Teresa, 2º ESO C
Yo llevaba observando a la chica desde el día en el que
entró en la categoría de los desgraciados. Era mi trabajo. Yo, como muchos de
los de mi mundo, soy asignada a los humanos de esta categoría y añado algo de
magia a sus vidas, les proporciono pequeñas maravillas que les dan la fuerza de
continuar y, con el tiempo, los saco de la desgracia.
Los humanos son ciegos por naturaleza. Sus ojos no ven
nada que no sea físico, como los seres como yo. Su visión les engaña y les hace
creer que somos lo que no somos, que tenemos una apariencia que no tenemos, y
sobre todo, que no hacemos la magia que hacemos. Sus ojos nos hacen pasar
desapercibidos, y si captaran una pizquita de magia, la irían olvidando al poco
tiempo, como cuando no recuerdan lo que han soñado. Apenas existen humanos que
no son ciegos del todo, que pueden ver la magia y, lo más importante, que se
creen lo que ven. Pero estos nunca han entrado en la categoría de los
desgraciados.
Con la muerte de su madre, su padre la dejó al cuidado
de su madrastra, quien la mantenía penosamente y la tenía como esclava. Además,
sus hermanastras le dirigían burlas constantemente, lo que bajaba aún más la
autoestima de la muchacha.
Lo primero que hice fue mandarle los pájaros y los
ratones. Esos animalillos eran su maravilla imposible e inexplicable, el origen
de la esperanza que su vida necesitaba.
Era soñadora, y por aquella época deseaba ir al baile
del príncipe. Tan introducida estaba en su ensoñación que hasta se quiso hacer
un vestido. Los animales la ayudaron con esto sin dudarlo, pero yo ya me veía
venir que su deseo sería destruido por quienes la mantenían en la desgracia.
Y así fue. Cuando su vestido estuvo terminado después
de tan duro trabajo, el día antes del baile fue destrozado a manos de sus
hermanastras. Ante la visión de la destrucción de lo que tanto había deseado,
la joven se quedó paralizada, y lo único que pudo hacer fue romper a llorar una
vez el vestido ya no tenía arreglo.
Al ver esto me llené de frustración, lo que no es nada
típico en mí.
Cuando su llanto terminó, salió al patio para ver a los
pájaros y que estos le brindaran algo de alegría que hiciera frente a sus
penas. Pero se encontró a una señora mayor con una larga caperuza azul oscura.
Si, guiada por un sentimiento tan humano como la
frustración, me presenté ante la joven y sus ojos me interpretaron de ese modo.
Pero cuando ella me preguntó si yo era una bruja, no
pude evitar alarmarme y darme cuenta de que ella no era del todo ciega.
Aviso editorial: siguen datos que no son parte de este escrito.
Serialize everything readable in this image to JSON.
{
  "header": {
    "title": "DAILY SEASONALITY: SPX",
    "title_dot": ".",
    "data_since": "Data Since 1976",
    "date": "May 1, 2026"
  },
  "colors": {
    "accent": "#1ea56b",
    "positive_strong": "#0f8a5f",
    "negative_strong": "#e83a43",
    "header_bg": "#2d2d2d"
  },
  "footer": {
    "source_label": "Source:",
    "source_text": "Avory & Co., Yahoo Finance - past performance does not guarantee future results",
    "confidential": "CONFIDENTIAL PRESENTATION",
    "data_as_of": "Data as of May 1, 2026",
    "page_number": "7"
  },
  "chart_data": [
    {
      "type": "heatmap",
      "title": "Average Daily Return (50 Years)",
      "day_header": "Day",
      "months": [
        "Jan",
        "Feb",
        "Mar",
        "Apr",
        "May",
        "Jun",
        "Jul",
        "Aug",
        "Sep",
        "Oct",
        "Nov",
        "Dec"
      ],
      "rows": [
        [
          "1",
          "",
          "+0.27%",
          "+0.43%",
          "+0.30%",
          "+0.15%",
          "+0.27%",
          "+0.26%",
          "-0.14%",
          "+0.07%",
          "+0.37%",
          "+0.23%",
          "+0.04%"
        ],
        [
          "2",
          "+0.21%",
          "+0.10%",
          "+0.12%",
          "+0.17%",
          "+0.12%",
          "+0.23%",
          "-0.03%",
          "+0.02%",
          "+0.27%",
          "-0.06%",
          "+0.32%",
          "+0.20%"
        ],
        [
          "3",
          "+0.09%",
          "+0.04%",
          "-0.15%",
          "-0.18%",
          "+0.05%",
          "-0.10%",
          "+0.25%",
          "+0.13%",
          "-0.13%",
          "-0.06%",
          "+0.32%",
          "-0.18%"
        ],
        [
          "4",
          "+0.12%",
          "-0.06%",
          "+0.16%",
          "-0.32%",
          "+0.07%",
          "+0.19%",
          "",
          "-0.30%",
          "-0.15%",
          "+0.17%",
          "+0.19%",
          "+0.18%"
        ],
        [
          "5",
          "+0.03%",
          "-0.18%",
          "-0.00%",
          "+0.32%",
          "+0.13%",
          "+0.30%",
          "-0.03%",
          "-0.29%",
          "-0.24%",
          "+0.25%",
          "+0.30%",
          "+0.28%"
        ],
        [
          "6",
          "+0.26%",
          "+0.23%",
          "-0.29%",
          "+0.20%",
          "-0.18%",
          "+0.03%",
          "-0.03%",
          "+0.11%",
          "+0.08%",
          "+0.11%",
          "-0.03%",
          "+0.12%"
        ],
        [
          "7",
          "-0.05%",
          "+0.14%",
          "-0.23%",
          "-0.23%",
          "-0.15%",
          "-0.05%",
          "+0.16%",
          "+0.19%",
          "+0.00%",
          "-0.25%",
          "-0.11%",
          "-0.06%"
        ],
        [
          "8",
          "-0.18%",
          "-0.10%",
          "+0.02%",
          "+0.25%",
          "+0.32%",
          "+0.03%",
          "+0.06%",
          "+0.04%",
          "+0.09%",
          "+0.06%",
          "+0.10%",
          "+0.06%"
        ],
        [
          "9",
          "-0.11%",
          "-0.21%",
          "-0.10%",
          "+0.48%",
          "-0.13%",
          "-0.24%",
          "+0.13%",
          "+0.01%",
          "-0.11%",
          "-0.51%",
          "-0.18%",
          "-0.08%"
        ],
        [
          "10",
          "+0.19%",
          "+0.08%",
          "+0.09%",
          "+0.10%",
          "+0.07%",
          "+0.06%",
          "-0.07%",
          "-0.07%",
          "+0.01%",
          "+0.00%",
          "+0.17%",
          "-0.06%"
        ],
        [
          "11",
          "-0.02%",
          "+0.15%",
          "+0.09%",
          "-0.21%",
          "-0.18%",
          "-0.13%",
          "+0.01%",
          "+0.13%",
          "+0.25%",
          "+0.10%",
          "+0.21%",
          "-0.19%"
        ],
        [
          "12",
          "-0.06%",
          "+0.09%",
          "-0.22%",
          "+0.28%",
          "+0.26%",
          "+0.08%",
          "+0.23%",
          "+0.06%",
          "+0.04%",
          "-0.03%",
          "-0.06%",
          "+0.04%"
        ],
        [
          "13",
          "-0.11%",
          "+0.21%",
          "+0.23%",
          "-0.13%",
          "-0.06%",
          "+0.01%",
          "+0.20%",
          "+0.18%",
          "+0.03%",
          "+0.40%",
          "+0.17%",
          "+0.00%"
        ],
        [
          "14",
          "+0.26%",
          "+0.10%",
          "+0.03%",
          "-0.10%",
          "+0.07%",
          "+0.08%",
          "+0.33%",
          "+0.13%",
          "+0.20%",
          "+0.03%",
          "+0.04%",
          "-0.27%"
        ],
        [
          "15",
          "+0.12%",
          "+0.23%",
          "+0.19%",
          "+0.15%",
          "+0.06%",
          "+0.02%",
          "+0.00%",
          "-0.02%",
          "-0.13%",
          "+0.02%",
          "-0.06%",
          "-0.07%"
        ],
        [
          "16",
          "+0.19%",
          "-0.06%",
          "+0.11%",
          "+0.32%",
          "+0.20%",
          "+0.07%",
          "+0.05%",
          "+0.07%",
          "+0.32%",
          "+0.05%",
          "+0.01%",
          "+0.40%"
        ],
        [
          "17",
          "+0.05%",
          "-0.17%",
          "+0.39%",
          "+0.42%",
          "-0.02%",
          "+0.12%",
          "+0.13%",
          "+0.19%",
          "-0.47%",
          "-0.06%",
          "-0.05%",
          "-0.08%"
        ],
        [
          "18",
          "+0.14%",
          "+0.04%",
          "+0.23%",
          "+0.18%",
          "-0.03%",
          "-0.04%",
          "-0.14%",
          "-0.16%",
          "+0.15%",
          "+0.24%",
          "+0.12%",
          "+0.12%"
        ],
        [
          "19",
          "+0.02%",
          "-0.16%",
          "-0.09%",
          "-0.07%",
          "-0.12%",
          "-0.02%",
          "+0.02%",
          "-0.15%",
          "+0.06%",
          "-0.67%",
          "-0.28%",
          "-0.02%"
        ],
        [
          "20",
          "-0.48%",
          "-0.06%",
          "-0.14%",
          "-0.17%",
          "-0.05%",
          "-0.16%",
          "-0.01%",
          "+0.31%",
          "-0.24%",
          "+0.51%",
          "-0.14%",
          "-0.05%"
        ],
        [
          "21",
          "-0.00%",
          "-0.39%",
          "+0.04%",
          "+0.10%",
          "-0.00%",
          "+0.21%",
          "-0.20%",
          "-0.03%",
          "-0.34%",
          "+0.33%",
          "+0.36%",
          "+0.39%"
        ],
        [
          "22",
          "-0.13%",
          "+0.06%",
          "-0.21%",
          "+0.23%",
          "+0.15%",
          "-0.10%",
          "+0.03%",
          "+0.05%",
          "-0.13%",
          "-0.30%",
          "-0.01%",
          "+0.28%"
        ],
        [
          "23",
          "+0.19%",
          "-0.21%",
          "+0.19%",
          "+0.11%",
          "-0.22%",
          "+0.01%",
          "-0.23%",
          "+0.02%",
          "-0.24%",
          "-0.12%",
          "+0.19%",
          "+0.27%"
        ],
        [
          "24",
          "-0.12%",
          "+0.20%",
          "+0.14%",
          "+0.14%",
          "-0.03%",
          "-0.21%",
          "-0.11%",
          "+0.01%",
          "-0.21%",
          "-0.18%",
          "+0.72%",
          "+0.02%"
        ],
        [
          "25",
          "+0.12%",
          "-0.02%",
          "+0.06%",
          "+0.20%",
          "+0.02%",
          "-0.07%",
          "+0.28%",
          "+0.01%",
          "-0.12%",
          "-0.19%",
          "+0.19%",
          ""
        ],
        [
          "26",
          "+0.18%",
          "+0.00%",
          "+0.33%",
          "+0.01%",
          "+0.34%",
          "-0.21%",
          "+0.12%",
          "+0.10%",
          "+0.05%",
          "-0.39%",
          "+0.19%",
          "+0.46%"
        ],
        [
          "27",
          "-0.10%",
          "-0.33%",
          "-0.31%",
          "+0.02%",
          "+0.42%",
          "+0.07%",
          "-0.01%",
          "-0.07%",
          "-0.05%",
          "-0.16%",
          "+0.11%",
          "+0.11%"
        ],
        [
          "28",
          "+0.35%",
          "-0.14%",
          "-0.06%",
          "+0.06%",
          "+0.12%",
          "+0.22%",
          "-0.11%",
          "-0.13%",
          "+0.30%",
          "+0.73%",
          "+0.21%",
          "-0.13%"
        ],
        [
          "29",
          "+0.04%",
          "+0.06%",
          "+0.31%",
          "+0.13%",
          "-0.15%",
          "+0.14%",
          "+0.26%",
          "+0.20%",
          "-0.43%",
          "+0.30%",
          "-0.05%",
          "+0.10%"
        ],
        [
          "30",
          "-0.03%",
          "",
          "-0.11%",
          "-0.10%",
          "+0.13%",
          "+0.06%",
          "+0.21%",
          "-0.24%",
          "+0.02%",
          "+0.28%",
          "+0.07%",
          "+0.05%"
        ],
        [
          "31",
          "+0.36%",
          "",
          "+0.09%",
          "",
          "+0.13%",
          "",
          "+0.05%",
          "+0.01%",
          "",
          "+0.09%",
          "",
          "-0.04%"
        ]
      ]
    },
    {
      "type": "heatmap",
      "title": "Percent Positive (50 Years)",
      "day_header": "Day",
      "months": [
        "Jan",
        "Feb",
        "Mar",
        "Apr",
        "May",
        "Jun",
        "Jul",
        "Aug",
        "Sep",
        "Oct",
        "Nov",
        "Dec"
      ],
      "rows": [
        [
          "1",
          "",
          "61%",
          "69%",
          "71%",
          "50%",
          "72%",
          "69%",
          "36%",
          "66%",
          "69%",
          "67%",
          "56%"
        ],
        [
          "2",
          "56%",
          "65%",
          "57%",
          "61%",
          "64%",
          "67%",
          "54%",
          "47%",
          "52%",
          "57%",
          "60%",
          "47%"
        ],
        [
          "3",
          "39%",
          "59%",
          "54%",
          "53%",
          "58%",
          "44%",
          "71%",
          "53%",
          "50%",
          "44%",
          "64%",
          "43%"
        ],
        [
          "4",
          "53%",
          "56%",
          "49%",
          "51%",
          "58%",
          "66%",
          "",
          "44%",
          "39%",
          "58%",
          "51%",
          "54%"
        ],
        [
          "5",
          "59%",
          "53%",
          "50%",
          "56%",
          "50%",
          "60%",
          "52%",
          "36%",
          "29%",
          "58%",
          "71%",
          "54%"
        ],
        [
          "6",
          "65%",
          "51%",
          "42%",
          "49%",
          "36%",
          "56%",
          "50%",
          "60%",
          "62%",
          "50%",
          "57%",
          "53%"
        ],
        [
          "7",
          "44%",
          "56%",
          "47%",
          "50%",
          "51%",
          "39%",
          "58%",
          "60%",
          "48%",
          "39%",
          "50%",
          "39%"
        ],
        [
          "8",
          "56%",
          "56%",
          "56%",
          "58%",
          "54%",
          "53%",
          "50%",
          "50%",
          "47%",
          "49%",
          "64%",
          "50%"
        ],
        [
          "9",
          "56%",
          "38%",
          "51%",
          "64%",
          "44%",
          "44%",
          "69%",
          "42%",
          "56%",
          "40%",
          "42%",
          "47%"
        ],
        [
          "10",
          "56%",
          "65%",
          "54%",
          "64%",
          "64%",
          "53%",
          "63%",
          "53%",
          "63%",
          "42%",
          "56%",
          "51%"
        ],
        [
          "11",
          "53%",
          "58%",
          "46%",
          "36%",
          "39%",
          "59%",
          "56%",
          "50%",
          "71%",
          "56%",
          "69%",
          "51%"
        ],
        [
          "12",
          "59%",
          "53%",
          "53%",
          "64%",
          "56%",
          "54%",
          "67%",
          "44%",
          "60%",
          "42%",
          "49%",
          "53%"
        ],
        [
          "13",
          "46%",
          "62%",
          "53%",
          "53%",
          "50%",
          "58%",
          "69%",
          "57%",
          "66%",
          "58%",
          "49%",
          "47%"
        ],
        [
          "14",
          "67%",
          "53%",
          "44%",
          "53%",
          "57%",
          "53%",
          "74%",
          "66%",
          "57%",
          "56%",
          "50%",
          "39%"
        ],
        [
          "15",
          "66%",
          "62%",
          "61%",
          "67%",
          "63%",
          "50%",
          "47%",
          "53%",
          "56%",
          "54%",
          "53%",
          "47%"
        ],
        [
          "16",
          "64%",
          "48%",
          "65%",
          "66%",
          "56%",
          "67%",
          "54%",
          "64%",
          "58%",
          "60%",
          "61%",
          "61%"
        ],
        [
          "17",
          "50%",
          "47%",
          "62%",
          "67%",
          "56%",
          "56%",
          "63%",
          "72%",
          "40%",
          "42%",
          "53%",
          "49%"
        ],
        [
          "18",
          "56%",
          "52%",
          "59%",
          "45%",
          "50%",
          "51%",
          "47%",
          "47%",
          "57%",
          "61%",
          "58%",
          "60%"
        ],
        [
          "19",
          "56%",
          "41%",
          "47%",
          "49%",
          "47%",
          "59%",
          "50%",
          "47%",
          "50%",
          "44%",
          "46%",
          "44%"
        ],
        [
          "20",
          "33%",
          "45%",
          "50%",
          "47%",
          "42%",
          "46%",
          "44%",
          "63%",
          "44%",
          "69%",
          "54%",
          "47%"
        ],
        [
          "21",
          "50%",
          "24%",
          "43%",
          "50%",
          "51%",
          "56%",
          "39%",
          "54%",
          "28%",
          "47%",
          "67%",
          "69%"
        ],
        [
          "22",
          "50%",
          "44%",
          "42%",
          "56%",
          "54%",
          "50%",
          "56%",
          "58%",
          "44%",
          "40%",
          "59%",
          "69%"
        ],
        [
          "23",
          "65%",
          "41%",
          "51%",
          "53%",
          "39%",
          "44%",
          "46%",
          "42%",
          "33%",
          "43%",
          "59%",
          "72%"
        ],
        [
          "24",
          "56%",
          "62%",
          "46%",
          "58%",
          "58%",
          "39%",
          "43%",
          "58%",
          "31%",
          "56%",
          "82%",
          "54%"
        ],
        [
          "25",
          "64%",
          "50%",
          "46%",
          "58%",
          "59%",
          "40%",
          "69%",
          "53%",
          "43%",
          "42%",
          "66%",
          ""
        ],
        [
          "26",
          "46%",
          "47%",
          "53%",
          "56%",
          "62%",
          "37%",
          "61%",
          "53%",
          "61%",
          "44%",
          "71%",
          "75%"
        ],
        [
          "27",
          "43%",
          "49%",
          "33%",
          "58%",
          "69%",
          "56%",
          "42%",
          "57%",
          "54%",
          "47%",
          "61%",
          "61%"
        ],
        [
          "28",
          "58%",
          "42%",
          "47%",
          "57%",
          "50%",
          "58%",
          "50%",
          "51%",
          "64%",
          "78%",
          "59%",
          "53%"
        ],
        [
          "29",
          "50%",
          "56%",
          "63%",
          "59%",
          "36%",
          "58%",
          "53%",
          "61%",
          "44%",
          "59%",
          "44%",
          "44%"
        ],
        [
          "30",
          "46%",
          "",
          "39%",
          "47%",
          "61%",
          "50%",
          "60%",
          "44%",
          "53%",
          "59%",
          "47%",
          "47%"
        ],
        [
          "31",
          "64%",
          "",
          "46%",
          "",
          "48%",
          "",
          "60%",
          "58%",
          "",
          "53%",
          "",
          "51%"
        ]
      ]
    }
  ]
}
Le dije que yo era su hada madrina, le hice un nuevo y
hermoso vestido con zapatos de cristal y un carruaje para ir al baile. También
le advertí que tendría que irse del castillo antes de las doce en punto, porque
a esa hora terminaría el efecto del conjuro. Eufórica, se fue a su soñado
baile.
Pasaron las horas y yo me quedé, en secreto, esperando
en la puerta del castillo, expectante.
Entonces oí el reloj dar las doce en punto e, instantes
después, vi a la joven abrir la puerta desesperadamente mientras su pelo se
soltaba, su vestido volvía a ser los harapos que llevaba antes; y un joven la
llamaba y perseguía, confuso. El príncipe.
Mientras bajaba las infinitas escaleras, se le cayó uno
de los zapatos de cristal. El muchacho, al ver que no podía seguir persiguiendo
a la joven y que debía volver a la fiesta, recogió el zapato. Pensando que la
historia no podía terminar así, hechicé de nuevo el pequeño tacón para que
durara más tiempo.
Al día siguiente, observé sobrecogida como el enamorado
príncipe buscaba por todo el reino a la joven del zapato de cristal.
La muchacha fue encerrada en su habitación por su
madrastra, pero los animales la ayudaron a salir cuando el príncipe se presentó
en su casa, y sin que nadie pudiera evitarlo, se probó el zapato y el príncipe
pudo mirar a su princesa de nuevo a los ojos.
La muchacha se casó con el príncipe, saliendo de la
categoría de los desgraciados. Los animales siguieron con ella, pero yo tuve
que dejarla porque mi trabajo había terminado.
Aun así, le hice alguna visita de vez en cuando, y no
tardé en hacerla comprender que no podía contarle nada sobre mí a nadie.
Y… Vivieron felices y comieron perdices.